We are also grateful for the collections of failed proposals compiled by John R. Vile: Encyclopedia of Constitutional Amendments, Proposed Amendments, and Amending Issues, 1789-2010, 3rd ed. (Santa Barbara, Calif.: ABC-CLIO, 2010); Rewriting the United States Constitution: An Examination of Proposals from Reconstruction to the Present (New York: Praeger, 1991); and Re-Framers: 170 Eccentric, Visionary, and Patriotic Proposals to Rewrite the U.S. Constitution (Santa Barbara, California: ABC-CLIO, 2014).

This work continues and we would be happy to hear from researchers who have located sources of amendment discourse.

TOPICS AND TAGGING

Each record for which we have sufficient data is tagged by at least one and usually more than one topic. To allow for comparison between the Amend data and a sister collection of the world's written constitutions, we relied on the topic tags developed by the Comparative Constitutions Project (CCP) for its site, Constitute.
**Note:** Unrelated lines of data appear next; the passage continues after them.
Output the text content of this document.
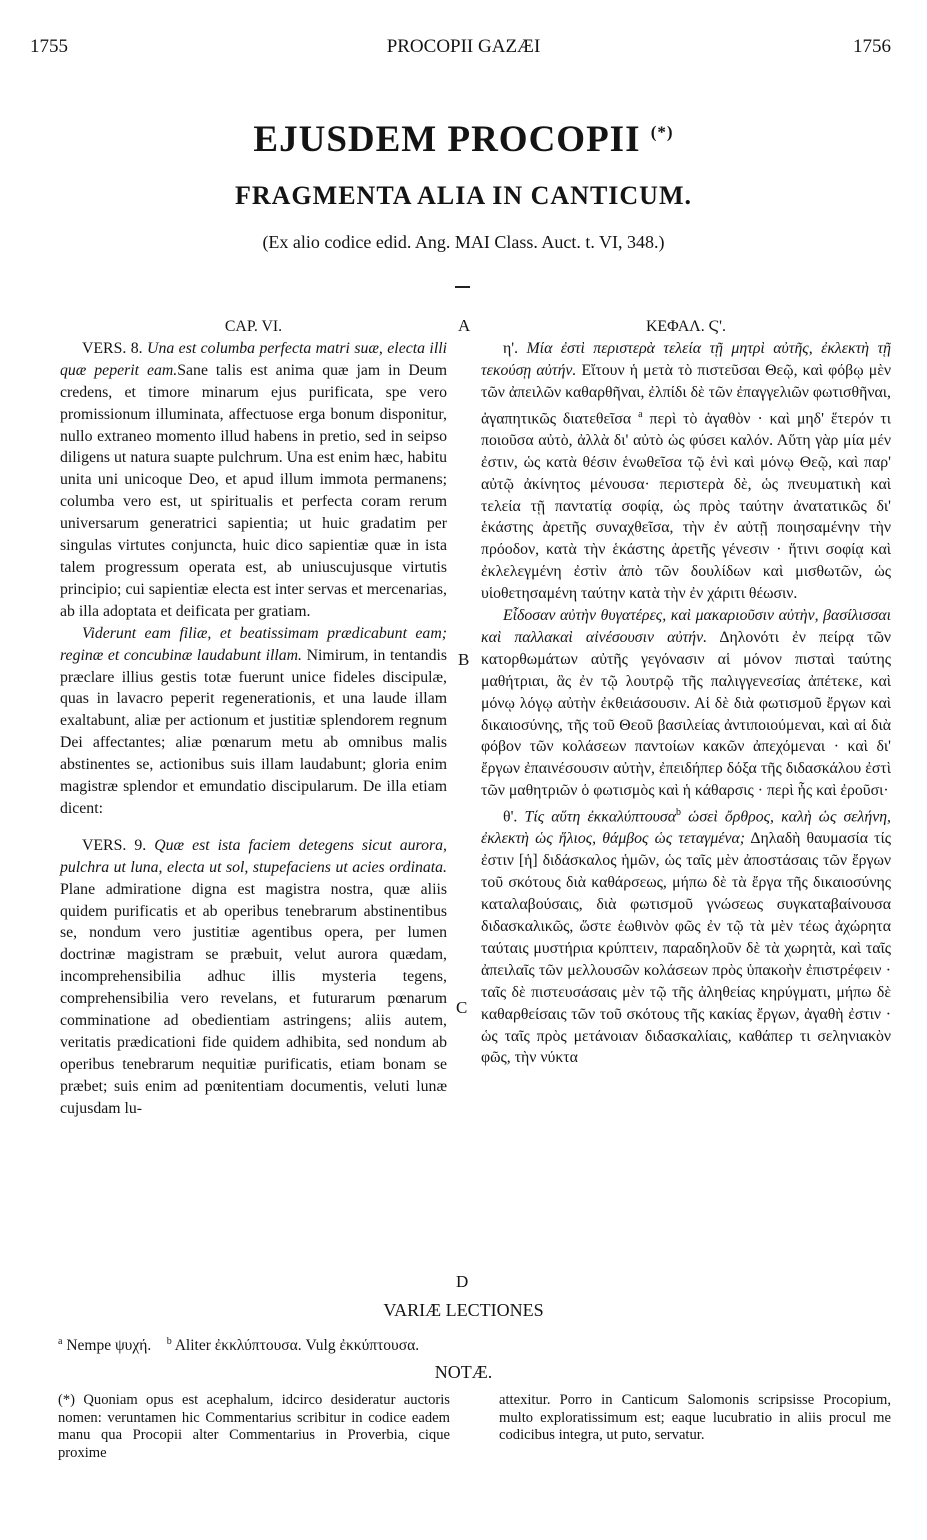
1755	PROCOPII GAZÆI	1756
EJUSDEM PROCOPII (*)
FRAGMENTA ALIA IN CANTICUM.
(Ex alio codice edid. Ang. MAI Class. Auct. t. VI, 348.)
A
B
C
D

CAP. VI.

VERS. 8. Una est columba perfecta matri suæ, electa illi quæ peperit eam.Sane talis est anima quæ jam in Deum credens, et timore minarum ejus purificata, spe vero promissionum illuminata, affectuose erga bonum disponitur, nullo extraneo momento illud habens in pretio, sed in seipso diligens ut natura suapte pulchrum. Una est enim hæc, habitu unita uni unicoque Deo, et apud illum immota permanens; columba vero est, ut spiritualis et perfecta coram rerum universarum generatrici sapientia; ut huic gradatim per singulas virtutes conjuncta, huic dico sapientiæ quæ in ista talem progressum operata est, ab uniuscujusque virtutis principio; cui sapientiæ electa est inter servas et mercenarias, ab illa adoptata et deificata per gratiam.

Viderunt eam filiæ, et beatissimam prædicabunt eam; reginæ et concubinæ laudabunt illam. Nimirum, in tentandis præclare illius gestis totæ fuerunt unice fideles discipulæ, quas in lavacro peperit regenerationis, et una laude illam exaltabunt, aliæ per actionum et justitiæ splendorem regnum Dei affectantes; aliæ pœnarum metu ab omnibus malis abstinentes se, actionibus suis illam laudabunt; gloria enim magistræ splendor et emundatio discipularum. De illa etiam dicent:

VERS. 9. Quæ est ista faciem detegens sicut aurora, pulchra ut luna, electa ut sol, stupefaciens ut acies ordinata. Plane admiratione digna est magistra nostra, quæ aliis quidem purificatis et ab operibus tenebrarum abstinentibus se, nondum vero justitiæ agentibus opera, per lumen doctrinæ magistram se præbuit, velut aurora quædam, incomprehensibilia adhuc illis mysteria tegens, comprehensibilia vero revelans, et futurarum pœnarum comminatione ad obedientiam astringens; aliis autem, veritatis prædicationi fide quidem adhibita, sed nondum ab operibus tenebrarum nequitiæ purificatis, etiam bonam se præbet; suis enim ad pœnitentiam documentis, veluti lunæ cujusdam lu-

ΚΕΦΑΛ. Ϛ'.

η'. Μία ἐστὶ περιστερὰ τελεία τῇ μητρὶ αὐτῆς, ἐκλεκτὴ τῇ τεκούσῃ αὐτήν. Εἴτουν ἡ μετὰ τὸ πιστεῦσαι Θεῷ, καὶ φόβῳ μὲν τῶν ἀπειλῶν καθαρθῆναι, ἐλπίδι δὲ τῶν ἐπαγγελιῶν φωτισθῆναι, ἀγαπητικῶς διατεθεῖσα $^a$ περὶ τὸ ἀγαθὸν · καὶ μηδ' ἕτερόν τι ποιοῦσα αὐτὸ, ἀλλὰ δι' αὐτὸ ὡς φύσει καλόν. Αὕτη γὰρ μία μέν ἐστιν, ὡς κατὰ θέσιν ἑνωθεῖσα τῷ ἑνὶ καὶ μόνῳ Θεῷ, καὶ παρ' αὐτῷ ἀκίνητος μένουσα· περιστερὰ δὲ, ὡς πνευματικὴ καὶ τελεία τῇ παντατίᾳ σοφίᾳ, ὡς πρὸς ταύτην ἀνατατικῶς δι' ἑκάστης ἀρετῆς συναχθεῖσα, τὴν ἐν αὐτῇ ποιησαμένην τὴν πρόοδον, κατὰ τὴν ἑκάστης ἀρετῆς γένεσιν · ἥτινι σοφίᾳ καὶ ἐκλελεγμένη ἐστὶν ἀπὸ τῶν δουλίδων καὶ μισθωτῶν, ὡς υἱοθετησαμένη ταύτην κατὰ τὴν ἐν χάριτι θέωσιν.

Εἶδοσαν αὐτὴν θυγατέρες, καὶ μακαριοῦσιν αὐτὴν, βασίλισσαι καὶ παλλακαὶ αἰνέσουσιν αὐτήν. Δηλονότι ἐν πείρᾳ τῶν κατορθωμάτων αὐτῆς γεγόνασιν αἱ μόνον πισταὶ ταύτης μαθήτριαι, ἃς ἐν τῷ λουτρῷ τῆς παλιγγενεσίας ἀπέτεκε, καὶ μόνῳ λόγῳ αὐτὴν ἐκθειάσουσιν. Αἱ δὲ διὰ φωτισμοῦ ἔργων καὶ δικαιοσύνης, τῆς τοῦ Θεοῦ βασιλείας ἀντιποιούμεναι, καὶ αἱ διὰ φόβον τῶν κολάσεων παντοίων κακῶν ἀπεχόμεναι · καὶ δι' ἔργων ἐπαινέσουσιν αὐτὴν, ἐπειδήπερ δόξα τῆς διδασκάλου ἐστὶ τῶν μαθητριῶν ὁ φωτισμὸς καὶ ἡ κάθαρσις · περὶ ἧς καὶ ἐροῦσι·

θ'. Τίς αὕτη ἐκκαλύπτουσα$^b$ ὡσεὶ ὄρθρος, καλὴ ὡς σελήνη, ἐκλεκτὴ ὡς ἥλιος, θάμβος ὡς τεταγμένα; Δηλαδὴ θαυμασία τίς ἐστιν [ἡ] διδάσκαλος ἡμῶν, ὡς ταῖς μὲν ἀποστάσαις τῶν ἔργων τοῦ σκότους διὰ καθάρσεως, μήπω δὲ τὰ ἔργα τῆς δικαιοσύνης καταλαβούσαις, διὰ φωτισμοῦ γνώσεως συγκαταβαίνουσα διδασκαλικῶς, ὥστε ἑωθινὸν φῶς ἐν τῷ τὰ μὲν τέως ἀχώρητα ταύταις μυστήρια κρύπτειν, παραδηλοῦν δὲ τὰ χωρητὰ, καὶ ταῖς ἀπειλαῖς τῶν μελλουσῶν κολάσεων πρὸς ὑπακοὴν ἐπιστρέφειν · ταῖς δὲ πιστευσάσαις μὲν τῷ τῆς ἀληθείας κηρύγματι, μήπω δὲ καθαρθείσαις τῶν τοῦ σκότους τῆς κακίας ἔργων, ἀγαθὴ ἐστιν · ὡς ταῖς πρὸς μετάνοιαν διδασκαλίαις, καθάπερ τι σεληνιακὸν φῶς, τὴν νύκτα

VARIÆ LECTIONES
$^a$ Nempe ψυχή. $^b$ Aliter ἐκκλύπτουσα. Vulg ἐκκύπτουσα.
NOTÆ.
(*) Quoniam opus est acephalum, idcirco desideratur auctoris nomen: veruntamen hic Commentarius scribitur in codice eadem manu qua Procopii alter Commentarius in Proverbia, cique proxime
attexitur. Porro in Canticum Salomonis scripsisse Procopium, multo exploratissimum est; eaque lucubratio in aliis procul me codicibus integra, ut puto, servatur.
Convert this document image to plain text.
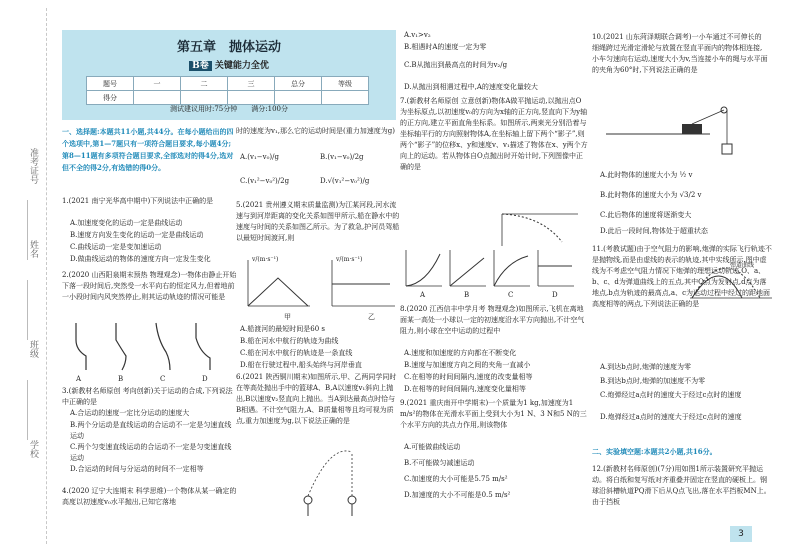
准考证号
姓名
班级
学校
第五章　抛体运动
B卷 关键能力全优
题号	一	二	三	总分	等级
得分					
测试建议用时:75分钟　　满分:100分
一、选择题:本题共11小题,共44分。在每小题给出的四个选项中,第1—7题只有一项符合题目要求,每小题4分;第8—11题有多项符合题目要求,全部选对的得4分,选对但不全的得2分,有选错的得0分。
1.(2021 南宁光华高中期中)下列说法中正确的是
A.加速度变化的运动一定是曲线运动
B.速度方向发生变化的运动一定是曲线运动
C.曲线运动一定是变加速运动
D.做曲线运动的物体的速度方向一定发生变化
2.(2020 山西阳泉期末预热 物理观念)一物体由静止开始下落一段时间后,突然受一水平向右的恒定风力,但着地前一小段时间内风突然停止,则其运动轨迹的情况可能是
A	B	C	D
3.(新教材名师原创 考向创新)关于运动的合成,下列说法中正确的是
A.合运动的速度一定比分运动的速度大
B.两个分运动是直线运动的合运动不一定是匀速直线运动
C.两个匀变速直线运动的合运动不一定是匀变速直线运动
D.合运动的时间与分运动的时间不一定相等
4.(2020 辽宁大连期末 科学思维)一个物体从某一确定的高度以初速度v₀水平抛出,已知它落地
时的速度为v₁,那么它的运动时间是(重力加速度为g)
A.(v₁−v₀)/g	B.(v₁−v₀)/2g
C.(v₁²−v₀²)/2g	D.√(v₁²−v₀²)/g
5.(2021 贵州遵义期末质量监测)为江某河段,河水流速与到河岸距离的变化关系如图甲所示,船在静水中的速度与时间的关系如图乙所示。为了救急,护河员驾船以最短时间渡河,则
v/(m·s⁻¹)	v/(m·s⁻¹)
甲	乙
A.船渡河的最短时间是60 s
B.船在河水中航行的轨迹为曲线
C.船在河水中航行的轨迹是一条直线
D.船在行驶过程中,船头始终与河岸垂直
6.(2021 陕西铜川期末)如图所示,甲、乙两同学同时在等高处抛出手中的篮球A、B,A以速度v₁斜向上抛出,B以速度v₂竖直向上抛出。当A到达最高点时恰与B相遇。不计空气阻力,A、B质量相等且均可视为质点,重力加速度为g,以下说法正确的是
A.v₁>v₂
B.相遇时A的速度一定为零
C.B从抛出到最高点的时间为v₂/g
D.从抛出到相遇过程中,A的速度变化量较大
7.(新教材名师原创 立意创新)物体A做平抛运动,以抛出点O为坐标原点,以初速度v₀的方向为x轴的正方向,竖直向下为y轴的正方向,建立平面直角坐标系。如图所示,两束光分别沿着与坐标轴平行的方向照射物体A,在坐标轴上留下两个“影子”,则两个“影子”的位移x、y和速度v、v₁描述了物体在x、y两个方向上的运动。若从物体自O点抛出时开始计时,下列图像中正确的是
A	B	C	D
8.(2020 江西信丰中学月考 物理观念)如图所示,飞机在离地面某一高处一小球以一定的初速度沿水平方向抛出,不计空气阻力,则小球在空中运动的过程中
A.速度和加速度的方向都在不断变化
B.速度与加速度方向之间的夹角一直减小
C.在相等的时间间隔内,速度的改变量相等
D.在相等的时间间隔内,速度变化量相等
9.(2021 重庆南开中学期末)一个质量为1 kg,加速度为1 m/s²的物体在光滑水平面上受到大小为1 N、3 N和5 N的三个水平方向的共点力作用,则该物体
A.可能做曲线运动
B.不可能做匀减速运动
C.加速度的大小可能是5.75 m/s²
D.加速度的大小不可能是0.5 m/s²
10.(2021 山东菏泽期联合调考)一小车通过不可伸长的细绳跨过光滑定滑轮与放置在竖直平面内的物体相连接,小车匀速向右运动,速度大小为v,当连接小车的绳与水平面的夹角为60°时,下列说法正确的是
A.此时物体的速度大小为 ½ v
B.此时物体的速度大小为 √3/2 v
C.此后物体的速度将逐渐变大
D.此后一段时间,物体处于超重状态
11.(考教试题)由于空气阻力的影响,炮弹的实际飞行轨迹不是抛物线,而是由虚线的表示的轨迹,其中实线所示,图中虚线为不考虑空气阻力情况下炮弹的理想运动轨迹,O、a、b、c、d为弹道曲线上的五点,其中O点为发射点,d点为落地点,b点为轨迹的最高点,a、c为运动过程中经过的距地面高度相等的两点,下列说法正确的是
弹道曲线
A.到达b点时,炮弹的速度为零
B.到达b点时,炮弹的加速度不为零
C.炮弹经过a点时的速度大于经过c点时的速度
D.炮弹经过a点时的速度大于经过c点时的速度
二、实验填空题:本题共2小题,共16分。
12.(新教材名师原创)(7分)用如图1所示装置研究平抛运动。将白纸和复写纸对齐重叠并固定在竖直的硬板上。钢球沿斜槽轨道PQ滑下后从Q点飞出,落在水平挡板MN上。由于挡板
3
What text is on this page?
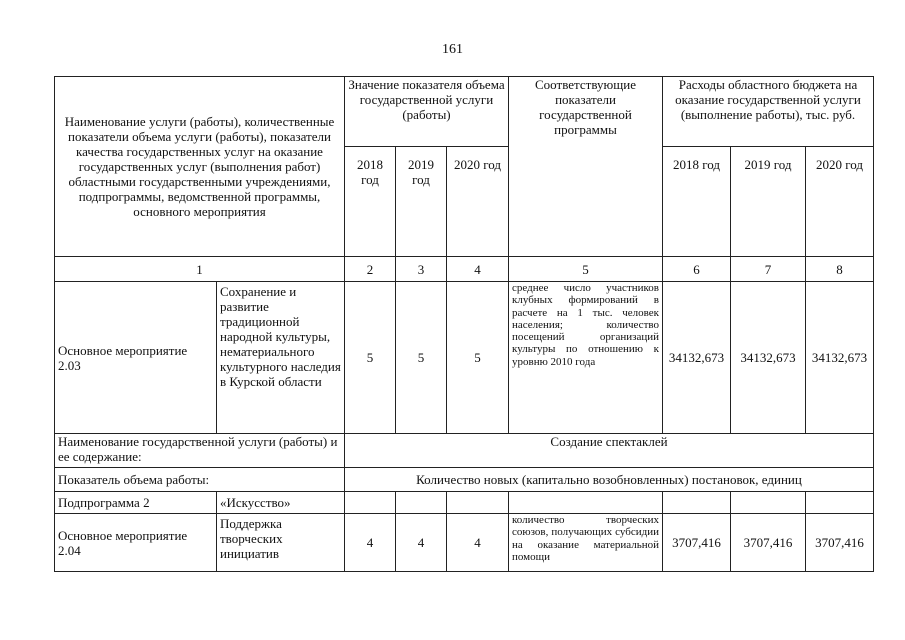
161
Наименование услуги (работы), количественные показатели объема услуги (работы), показатели качества государственных услуг на оказание государственных услуг (выполнения работ) областными государственными учреждениями, подпрограммы, ведомственной программы, основного мероприятия		Значение показателя объема государственной услуги (работы)			Соответствующие показатели государственной программы	Расходы областного бюджета на оказание государственной услуги (выполнение работы), тыс. руб.		
		2018 год	2019 год	2020 год		2018 год	2019 год	2020 год
1		2	3	4	5	6	7	8
Основное мероприятие 2.03	Сохранение и развитие традиционной народной культуры, нематериального культурного наследия в Курской области	5	5	5	среднее число участников клубных формирований в расчете на 1 тыс. человек населения; количество посещений организаций культуры по отношению к уровню 2010 года	34132,673	34132,673	34132,673
Наименование государственной услуги (работы) и ее содержание:		Создание спектаклей						
Показатель объема работы:		Количество новых (капитально возобновленных) постановок, единиц						
Подпрограмма 2	«Искусство»							
Основное мероприятие 2.04	Поддержка творческих инициатив	4	4	4	количество творческих союзов, получающих субсидии на оказание материальной помощи	3707,416	3707,416	3707,416
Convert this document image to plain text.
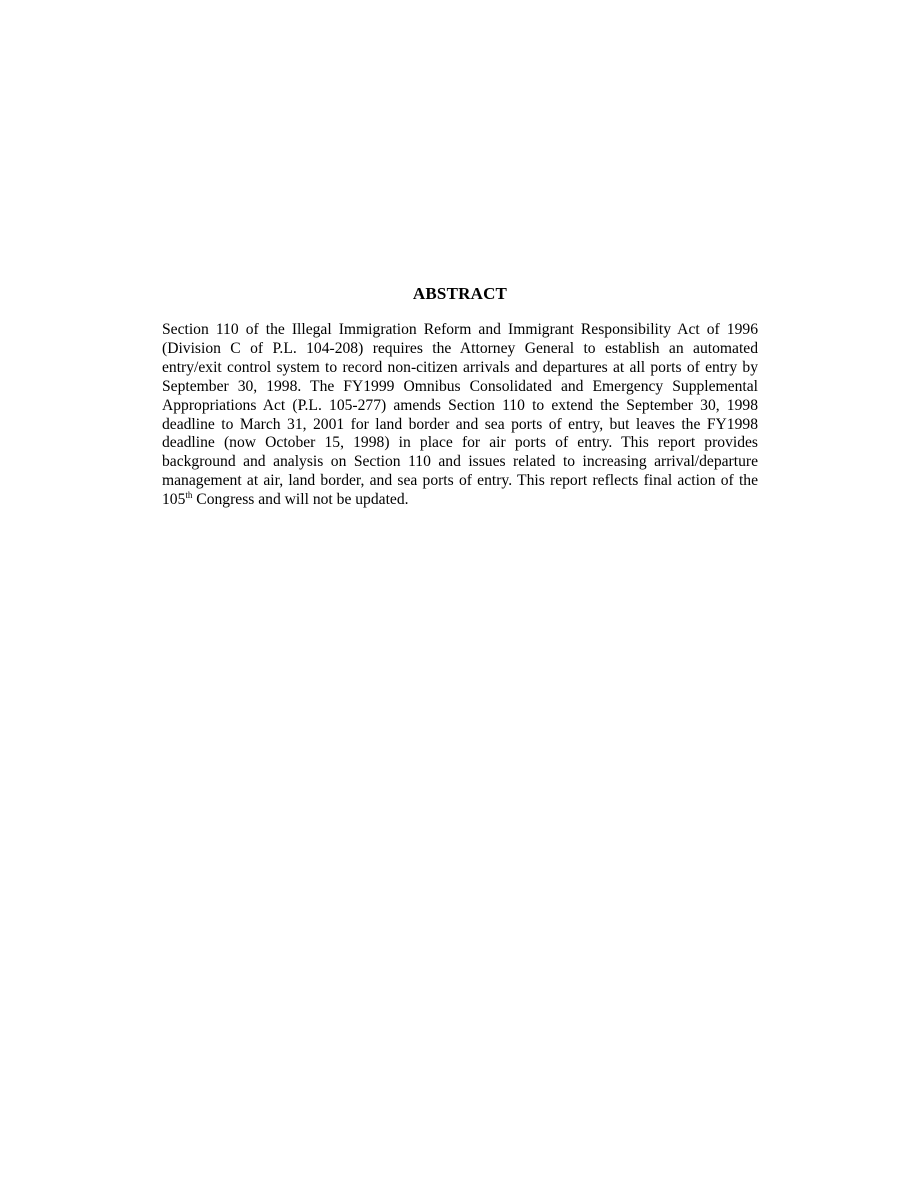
ABSTRACT
Section 110 of the Illegal Immigration Reform and Immigrant Responsibility Act of 1996
(Division C of P.L. 104-208) requires the Attorney General to establish an automated
entry/exit control system to record non-citizen arrivals and departures at all ports of entry by
September 30, 1998. The FY1999 Omnibus Consolidated and Emergency Supplemental
Appropriations Act (P.L. 105-277) amends Section 110 to extend the September 30, 1998
deadline to March 31, 2001 for land border and sea ports of entry, but leaves the FY1998
deadline (now October 15, 1998) in place for air ports of entry. This report provides
background and analysis on Section 110 and issues related to increasing arrival/departure
management at air, land border, and sea ports of entry. This report reflects final action of the
105th Congress and will not be updated.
Constitute offers a description of its topics, along with a topic browser, here. And we have provided a list of our tags, with descriptions, here. Please note that topics do not indicate polarity. For instance, “reproduc” concerns reproductive rights. It is used both for proposals that restrict reproductive rights and for those that guarantee or extend those rights.

We inherited 345 topics tags from the CCP and, in the process of assigning tags to U.S. amendment proposals, we added about thirty U.S.-specific topics to ensure a better fit. We also modified or expanded the scope of several CCP tags to more closely fit concepts from American constitutional history. For amendment proposals for which we do not have the full text, we applied tags based on the knowledge of the proposal's general aim as well as the text of similar proposals from the time period. We assigned tags, and later reviewed them for accuracy and consistency.

The topic tags vary in breadth and scope. A tag like “legpow” (“Powers of the national legislature”) is broad: it was applied to any proposal with a provision that either empowers or limits the legislature, regardless of the subject matter. Other tags are narrower, like “illsub” (“Drugs, alcohol, and illegal substances”) which was applied almost exclusively to Prohibition-related proposals. (And note that any proposed amendment that seeks to control drugs, alcohol, or illegal substances by way of Congressional action will have both of these tags.)

Interestingly, the frequency with which a particular constitutional provision is introduced is not necessarily an indication of its likelihood of adoption. For instance, as illustrated below, the most frequent topic in the congressional dataset is gender equality. The Equal Rights Amendment was first formally introduced in Congress in 1923 and passed in 1972. It remains the subject of political and legal efforts.

Top Topics in Congressional Proposals, 1789-2021

Top topics in congressional proposals, 1789-2021. The top 5 topics include 'Equality regardless of gender' with over 1200 proposed bills, followed by 'deputy executive', 'head of state selection', 'powers of the national legislature', and 'balanced budget'

Our quest to find and categorize every proposed amendment to the U.S. Constitution is ongoing and we hope to add more amendments from existing and new sources in the near future.